Изменить стиль страницы

– Эх, жалко, что не я нашел! Я ж сегодня утром там с батей проходил, как раз под мостом! Эх…

– А то можно подумать, ты б не испугался?

– Я?! – Дзюба неподдельно возмущается, и у него краснеют уши и шея. – Да я, если хочешь знать, с батей вместе свинью колол!

– Сравнил! То свинья, а то человечий мертвяк!

Мы по очереди затянулись папиросой.

– Я бы в следователи работать пошел, – сказал Дзюба. – Они на все криминальные дела выезжают.

– Ну и дурак! – сказал я. – Лучше уехать во Францию и жить возле Эйфелевой башни.

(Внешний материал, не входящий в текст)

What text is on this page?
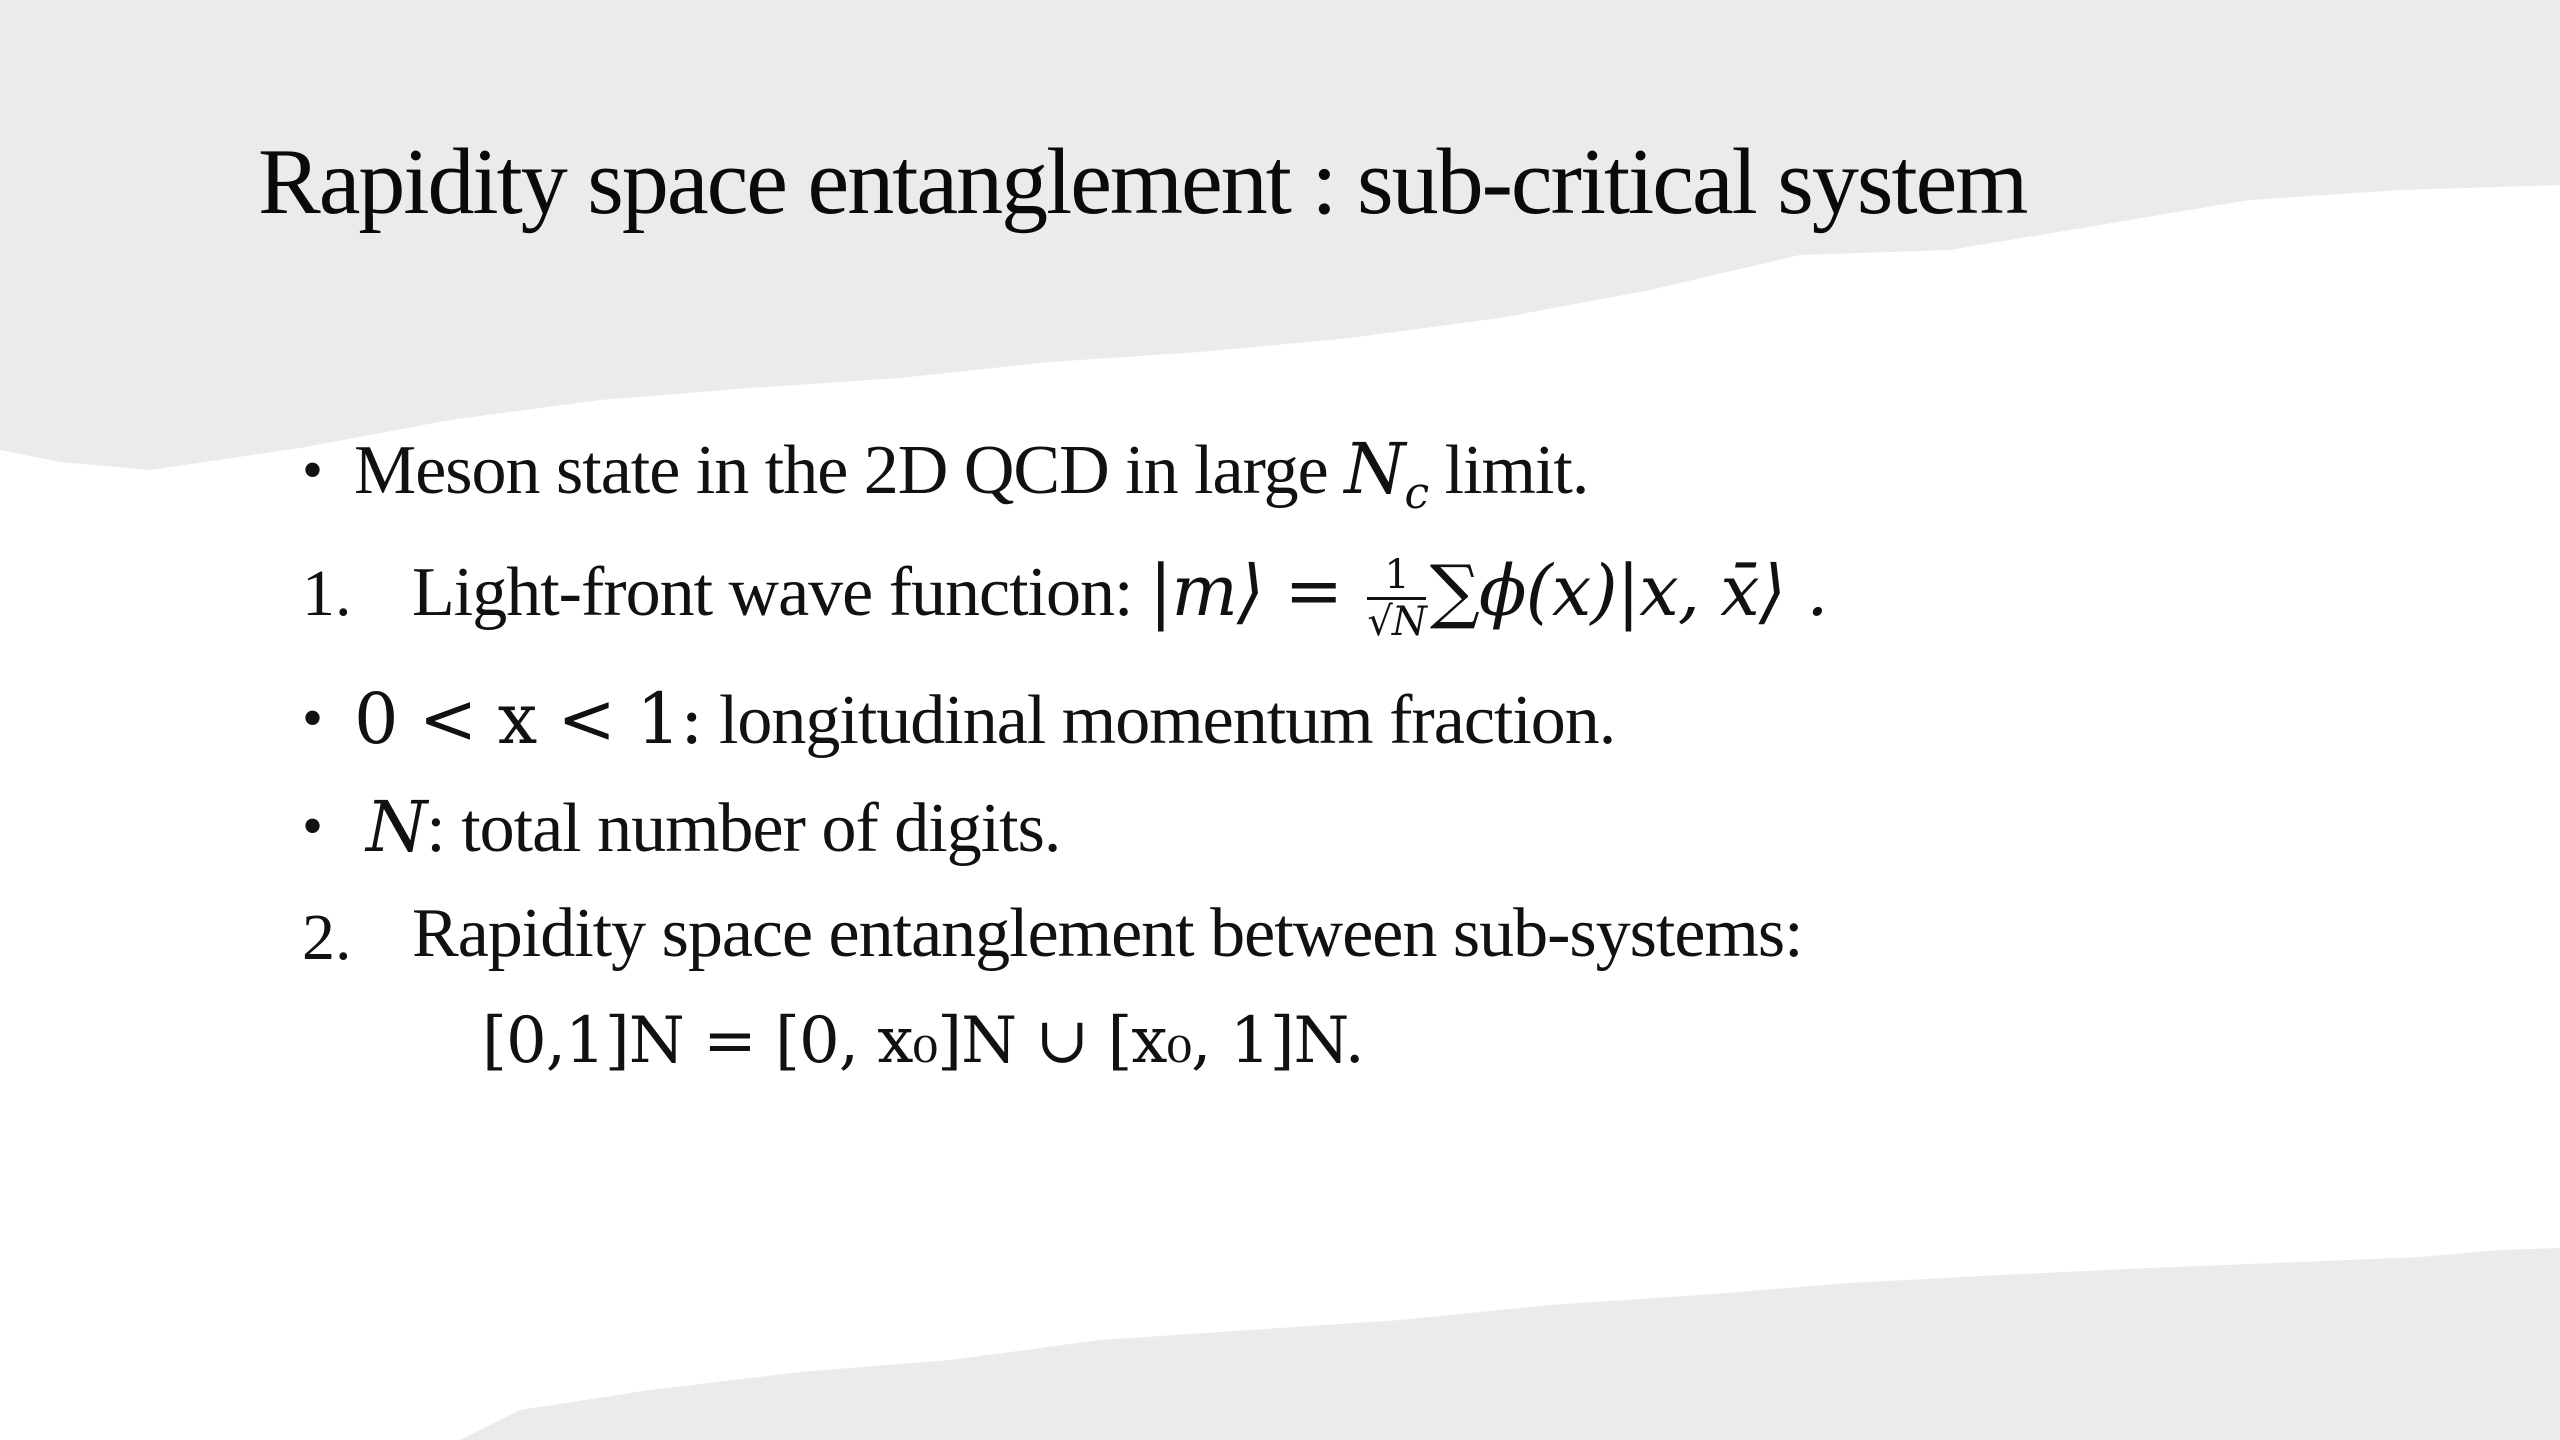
Rapidity space entanglement : sub-critical system
Meson state in the 2D QCD in large $N_c$ limit.
•
1. Light-front wave function: |m⟩ = $\frac{1}{√N} \sum\phi(x)|x$, x̄⟩ .
• 0 < x < 1: longitudinal momentum fraction.
• N: total number of digits.
2. Rapidity space entanglement between sub-systems:
[0,1]N = [0, x₀]N ∪ [x₀, 1]N.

– Ну, это по-любому лучше, – согласился Дзюба.

Из-за угла показалась кудрявая голова Дзюбиной младшей сестры Люськи.

Я быстро спрятал папиросу за спину, но было поздно.

– Ага! – сказала Люська. – Кому-то сейчас будет!

Дзюба подался вперед и погрозил ей кулаком.

– Люська, мороженого хочешь? – спросил я. – Мы тебе мороженое, а ты никому не скажешь.

– Пять! – сказала Люська. – Пять морожен!

Мы с Дзюбой вывернули карманы и стали подсчитывать мелочь.

Мимо пронесся красный «жигуль» с милиционерами из райцентра. Мы смотрели ему вслед, пока не улеглась пыль на дороге.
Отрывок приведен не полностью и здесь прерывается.